Since we can't leave our houses, I thought I'd make a short thread on some of the houses Hannah Arendt lived in.

Hannah Arendt was born in Linden, Hannover Germany on October 14, 1906. This was her first home, Lindener Marktplatz 2.
At the age of 3, Hannah Arendt's family moved to Königsberg so her father’s syphilis could be treated, and they could be near family. She spent most of her youth here, at Tiergartenstrasse 6.
After finishing her schooling in Berlin, Hannah Arendt moved to Marburg to study philosophy with Martin Heidegger. She lived in an attic apartment at Lutherstrasse 4, with her pet mouse.
After a semester with Edmond Husserl at the University of Leipzig, Hannah Arendt moved to Heidelberg to write her dissertation on Love and Saint Augustine with Karl Jaspers. She lived beneath the castle at Schlossberg 16.
Before Hannah Arendt was captured by the Gestapo in 1933 & forced to flee, she lived at Opitzstraße 6, Berlin-Steglitz with her 1st husband Günther Stern. This is where she wrote most of Rahel Varnhagen. The apartment was destroyed & this Gedenktafel marks an approximate location
After escaping the Gestapo in 1933, Hannah Arendt fled to Paris via Prague & Geneva. Since she was sans-papiers she could not rent an apartment or legally work, and was forced to move from hotel to hotel. This was one of them: 26 rue Servandoni. L’hôtel des Principautés Unies.
From January to May 1941, Hannah Arendt and her second husband Heinrich Blücher lived in Lisbon at Rua Sociedade Farmacêutica #6, while waiting to go to New York.
In 1955, Hannah Arendt and Heinrich Blücher moved to 130 Morningside Drive, and a few years later to 370 Riverside Drive, where they would remain until their deaths.
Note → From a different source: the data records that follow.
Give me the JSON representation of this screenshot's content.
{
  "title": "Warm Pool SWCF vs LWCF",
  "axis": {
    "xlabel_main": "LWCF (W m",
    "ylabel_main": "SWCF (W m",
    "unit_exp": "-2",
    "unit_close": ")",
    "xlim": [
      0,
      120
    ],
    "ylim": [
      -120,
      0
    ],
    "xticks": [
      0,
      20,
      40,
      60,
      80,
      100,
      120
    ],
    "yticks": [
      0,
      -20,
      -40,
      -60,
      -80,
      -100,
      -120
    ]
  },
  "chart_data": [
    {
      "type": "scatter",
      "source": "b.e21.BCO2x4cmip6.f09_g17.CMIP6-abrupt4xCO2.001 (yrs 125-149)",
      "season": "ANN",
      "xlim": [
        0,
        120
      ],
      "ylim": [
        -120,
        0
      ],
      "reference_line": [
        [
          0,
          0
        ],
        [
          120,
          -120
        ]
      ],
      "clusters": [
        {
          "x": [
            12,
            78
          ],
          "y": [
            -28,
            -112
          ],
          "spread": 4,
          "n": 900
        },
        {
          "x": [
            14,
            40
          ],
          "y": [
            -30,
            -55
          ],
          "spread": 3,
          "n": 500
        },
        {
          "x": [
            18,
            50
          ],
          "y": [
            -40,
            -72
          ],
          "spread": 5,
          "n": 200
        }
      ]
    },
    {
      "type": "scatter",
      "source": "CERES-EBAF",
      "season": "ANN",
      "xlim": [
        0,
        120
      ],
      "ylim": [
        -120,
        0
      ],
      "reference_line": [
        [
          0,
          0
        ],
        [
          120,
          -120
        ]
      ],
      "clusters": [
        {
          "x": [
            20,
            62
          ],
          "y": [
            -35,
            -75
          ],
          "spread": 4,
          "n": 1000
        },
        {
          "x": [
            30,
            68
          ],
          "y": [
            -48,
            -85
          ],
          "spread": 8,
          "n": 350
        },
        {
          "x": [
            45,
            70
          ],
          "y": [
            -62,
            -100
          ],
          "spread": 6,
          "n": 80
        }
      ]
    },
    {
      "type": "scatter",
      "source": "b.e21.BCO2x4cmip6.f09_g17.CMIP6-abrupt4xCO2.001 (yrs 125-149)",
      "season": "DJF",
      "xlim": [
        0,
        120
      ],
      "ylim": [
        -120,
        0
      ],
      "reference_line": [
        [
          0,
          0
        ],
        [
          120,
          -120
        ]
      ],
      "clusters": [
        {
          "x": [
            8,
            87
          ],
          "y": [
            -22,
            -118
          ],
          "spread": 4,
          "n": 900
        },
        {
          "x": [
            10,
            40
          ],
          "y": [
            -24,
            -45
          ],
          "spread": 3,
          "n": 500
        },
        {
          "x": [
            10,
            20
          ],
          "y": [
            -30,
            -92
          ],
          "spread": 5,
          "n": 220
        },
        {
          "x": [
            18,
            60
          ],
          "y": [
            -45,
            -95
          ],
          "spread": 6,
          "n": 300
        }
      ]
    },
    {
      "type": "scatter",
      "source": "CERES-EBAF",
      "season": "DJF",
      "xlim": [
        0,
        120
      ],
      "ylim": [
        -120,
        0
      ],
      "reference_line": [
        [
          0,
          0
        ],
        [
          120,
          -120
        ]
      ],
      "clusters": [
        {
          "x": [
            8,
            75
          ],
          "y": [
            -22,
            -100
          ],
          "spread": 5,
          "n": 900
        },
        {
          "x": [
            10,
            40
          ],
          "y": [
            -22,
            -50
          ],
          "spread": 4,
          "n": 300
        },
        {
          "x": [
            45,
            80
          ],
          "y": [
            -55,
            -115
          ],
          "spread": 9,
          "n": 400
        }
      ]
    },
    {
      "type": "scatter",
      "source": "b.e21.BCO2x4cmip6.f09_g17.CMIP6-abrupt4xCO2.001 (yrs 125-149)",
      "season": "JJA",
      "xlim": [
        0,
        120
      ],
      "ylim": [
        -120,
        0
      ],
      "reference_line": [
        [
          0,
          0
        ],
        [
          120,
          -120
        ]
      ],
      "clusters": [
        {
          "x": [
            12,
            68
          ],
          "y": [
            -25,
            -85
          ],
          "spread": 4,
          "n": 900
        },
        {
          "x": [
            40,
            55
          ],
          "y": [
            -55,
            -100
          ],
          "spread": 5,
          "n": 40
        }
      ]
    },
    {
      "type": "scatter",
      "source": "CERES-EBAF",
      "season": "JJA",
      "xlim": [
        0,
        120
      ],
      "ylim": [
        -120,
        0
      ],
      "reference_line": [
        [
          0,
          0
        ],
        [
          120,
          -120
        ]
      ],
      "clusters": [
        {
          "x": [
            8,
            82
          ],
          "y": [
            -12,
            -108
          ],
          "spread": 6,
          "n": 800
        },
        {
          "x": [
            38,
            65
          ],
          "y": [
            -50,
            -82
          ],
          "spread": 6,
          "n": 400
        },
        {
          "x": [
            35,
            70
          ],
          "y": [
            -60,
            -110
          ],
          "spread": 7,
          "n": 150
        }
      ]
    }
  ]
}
And finally, in the summers, Hannah Arendt and Heinrich Blücher liked to stay at The Chestnut Lawn House in Palenville, New York.
I'll add a few more!

Summer after Blücher died in 1970, Hannah Arendt stayed with Mary McCarthy at her summer home in Castine, Maine. McCarthy supplied Arendt’s room with her favorite breakfast foods: eggs, ham, cold cuts, bread, anchovy paste, coffee, grapefruit, orange juice.
In 1973 and 1975 Hannah Arendt rented a room at Casa Barbatè in Tegna, Switzerland. She wrote parts of her final work, The Life of the Mind in solitude, occasionally receiving friends.